How AI-based data augmentation helps to simplify the development of AD algorithms

Bosch Research Blog | Post by Thomas Michalke, 2021-05-18

Thomas Michalke describes how AI-based data augmentation helps to simplify the development of algorithms for automated driving.

Affordable automated driving functions for everybody

Automated Driving (AD) might be the next big disruptive game changer to affect our everyday lives. Imagine calling your ride with your smartphone in the morning. A driverless, comfortably warm limousine enters your driveway exactly in the second forecasted by your smartphone. You take the back seat, take out your laptop and start working while you are driven to work. Will you need to own a personal vehicle anymore?

Well, there is still a long way to go until we release a technology that works in all weather conditions and for unknown corner cases that may occur in an open-world context. So far, first prototypes and small to medium scale non-profit and geographically restricted research experiments are running. Mainly in the background of public awareness, we at Bosch are working on the required technology on all system levels to turn this vision into reality in large-scale products available for everybody (e.g. RADAR, LIDAR and video sensors, intelligent vehicle computers, fail-safe electric steering systems). On the way to fully-automated driving in a sense of an automated taxi, there are multiple intermediate steps using a subset of the technology that will improve and ease our everyday driving experience. So this is not a distant vision – there are exciting products available already today!

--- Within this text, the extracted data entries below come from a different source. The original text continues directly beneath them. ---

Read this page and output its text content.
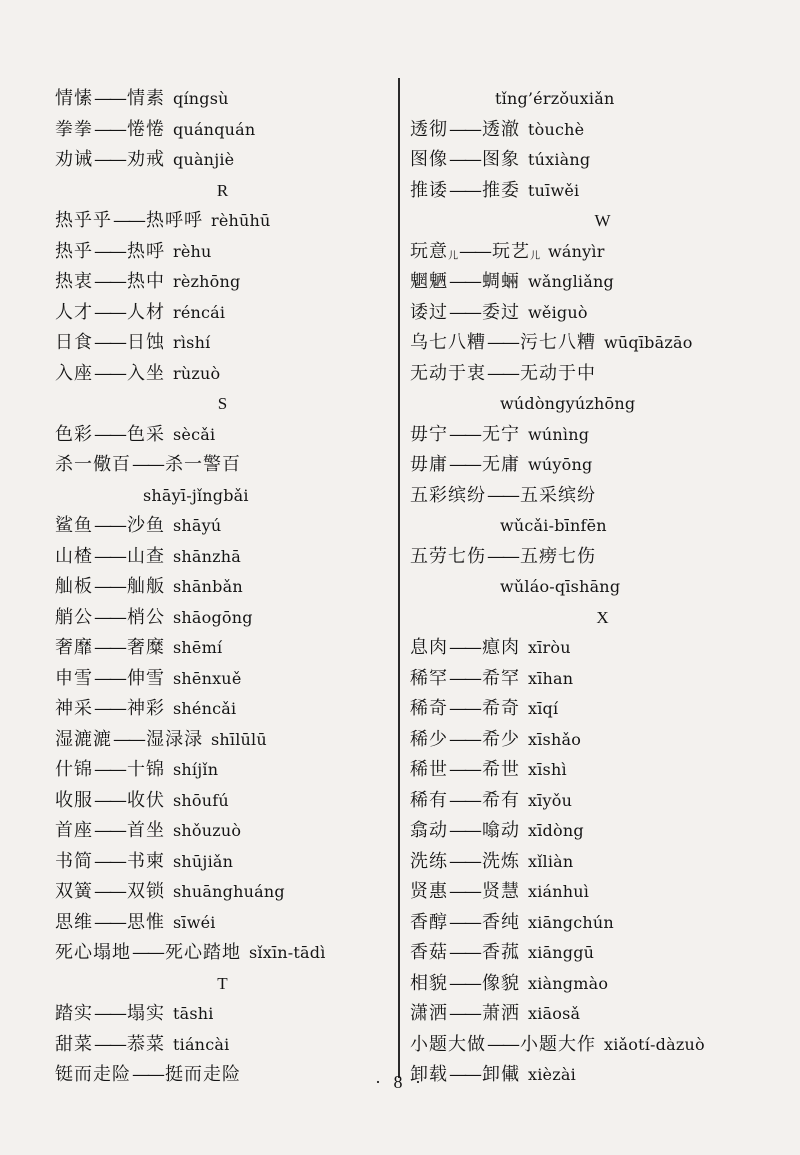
情愫—— 情素 qíngsù
拳拳—— 惓惓 quánquán
劝诫—— 劝戒 quànjiè
R
热乎乎—— 热呼呼 rèhūhū
热乎—— 热呼 rèhu
热衷—— 热中 rèzhōng
人才—— 人材 réncái
日食—— 日蚀 rìshí
入座—— 入坐 rùzuò
S
色彩—— 色采 sècǎi
杀一儆百—— 杀一警百
shāyī-jǐngbǎi
鲨鱼—— 沙鱼 shāyú
山楂—— 山查 shānzhā
舢板—— 舢舨 shānbǎn
艄公—— 梢公 shāogōng
奢靡—— 奢糜 shēmí
申雪—— 伸雪 shēnxuě
神采—— 神彩 shéncǎi
湿漉漉—— 湿渌渌 shīlūlū
什锦—— 十锦 shíjǐn
收服—— 收伏 shōufú
首座—— 首坐 shǒuzuò
书简—— 书柬 shūjiǎn
双簧—— 双锁 shuānghuáng
思维—— 思惟 sīwéi
死心塌地—— 死心踏地 sǐxīn-tādì
T
踏实—— 塌实 tāshi
甜菜—— 菾菜 tiáncài
铤而走险—— 挺而走险
tǐng’érzǒuxiǎn
透彻—— 透澈 tòuchè
图像—— 图象 túxiàng
推诿—— 推委 tuīwěi
W
玩意$_儿$—— 玩艺$_儿$ wányìr
魍魉—— 蜩蜽 wǎngliǎng
诿过—— 委过 wěiguò
乌七八糟—— 污七八糟 wūqībāzāo
无动于衷—— 无动于中
wúdòngyúzhōng
毋宁—— 无宁 wúnìng
毋庸—— 无庸 wúyōng
五彩缤纷—— 五采缤纷
wǔcǎi-bīnfēn
五劳七伤—— 五痨七伤
wǔláo-qīshāng
X
息肉—— 瘜肉 xīròu
稀罕—— 希罕 xīhan
稀奇—— 希奇 xīqí
稀少—— 希少 xīshǎo
稀世—— 希世 xīshì
稀有—— 希有 xīyǒu
翕动—— 噏动 xīdòng
洗练—— 洗炼 xǐliàn
贤惠—— 贤慧 xiánhuì
香醇—— 香纯 xiāngchún
香菇—— 香菰 xiānggū
相貌—— 像貌 xiàngmào
潇洒—— 萧洒 xiāosǎ
小题大做—— 小题大作 xiǎotí-dàzuò
卸载—— 卸儎 xièzài
· 8 ·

Automation levels: Fully automated versus partial and conditional ?

The aforementioned future fully-automated taxis belong to automation “level 4” and beyond, which means no human is required for supervising the vehicle and its actions within its defined scope of application. The system is able to resolve all situations within that scope on its own. Among other things, automation level 4 requires a high level of redundancy in all system-critical hardware parts (sensors, computation resources, actuators) as well as a software design with redundant paths to fulfill extremely challenging safety goals.

In contrast, AD systems that offer an automation level between level 2 (partially automated) and 3 (conditional automated) still have the human component as a fallback layer. Level 2 automation means that a driver always has to supervise the system and be able to take over at any given moment and without any delay. For example, there are mono-camera-based lane keep systems that support the driver to stay in the lane and radar-based systems that keep the distance to the preceding vehicle, known as adaptive cruise control (ACC). A level-3 system allows the driver to be out of the loop and lean back in certain defined situations. But the human driver is still involved and he has to take over within seconds whenever the AD system is unable to cope with a situation and issues a take-over request. For example, a traffic jam pilot is a level-3 system for which a detailed regulation exists since mid-2020. Level-2 and level-3 automation already allows for extremely fascinating products that are suitable even for price-sensitive standard vehicles and allow for safer and more comfortable driving.

In this blog article, we will look deeper into safety and comfort aspects of AD systems that are suitable to the volume vehicle segment. Exemplarily focus will be placed on mono-video cameras as one cost-efficient solution to mass-market AD.

The potential of mono-video cameras for automated driving applications

All sensor modalities, e.g. RADAR or mono video cameras, are beneficial for both domains – safety and comfort. With a focus on the influence of specific AD functions on driving safety, a closer look on the NCAP assessment is beneficial. For example, the NCAP decided to award stars for active safety to vehicles with a lane-keeping system as well as a system that is able to detect speed-limiting traffic signs. Warning the driver in case of speeding and active speed control is also awarded by NCAP, all driven by statistically sound accident research analyses. The functions referenced by NCAP can be realized with different sensor modalities or their combinations. The use of video cameras is one suitable approach for realizing the aforementioned AD applications.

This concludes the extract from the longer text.